A situação segundo ainda o presidente do conselho de consumidores, se repete em outros bairros de Rio Branco, com maior ênfase na Cidade do Povo, também dominado pelas facções do Comando Vermelho (CV) e Bonde dos 13 (B13).

“Estamos tentando conversar com os presidentes das associações de moradores do bairro Taquari e também da Cidade do Povo para que falem com a comunidade sobre a importância do serviço. A Energisa vem tentado negociar com todos os consumidores para prestar um melhor serviço”, disse.

Carvalho disse também que há situações em que uma única unidade consumidora, por exemplo, está com até 10 meses sem pagar energia e o corte do fornecimento não é efetivado porque os leituristas não se arriscam mais a entrar em determinados bairros da capital.

“Enquanto presidente do Conselho de Consumidores, nós estamos tentando um diálogo. Não é justo a empresa elétrica prestar o serviço e ficar no prejuízo. A Energia tem feito melhoria na prestação da.distribuição e tem adotado uma politica para evitar perdas na cobrança”, justifica.
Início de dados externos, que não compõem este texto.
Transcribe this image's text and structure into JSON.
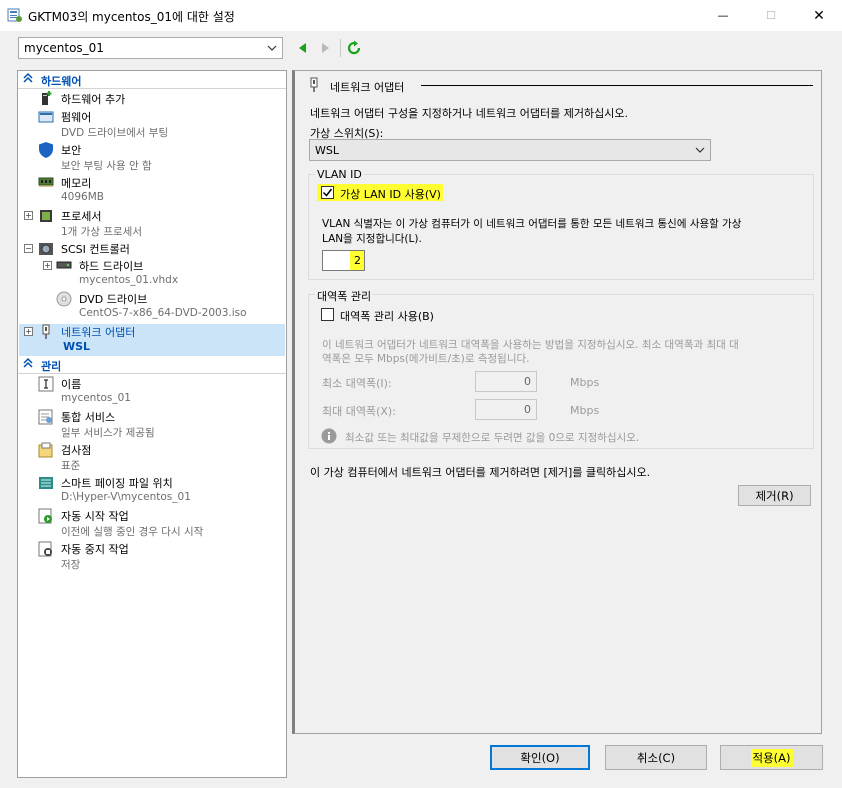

Em contato com o comandante do 2° Batalhão, major Edvan Rogério, responsável pelo policiamento ostensivo nas regiões do bairro Taquari e na Cidade do Povo, ele confirmou a denúncia e disse que sempre que a companhia elétrica solicita escolta policial para realizar os seus serviços, a corporação tem atendido.

“Por várias vezes a empresa Energisa já nos solicitou escolta para os funcionários para poderem fazer os seus serviços de corte e manutenção da rede elétrica. Estamos diuturnamente reforçando o policiamento nessas localidades para trazer um pouco de paz aos moradores e quem precisa trabalhar”, garantiu o comandante do 2°Batalhão.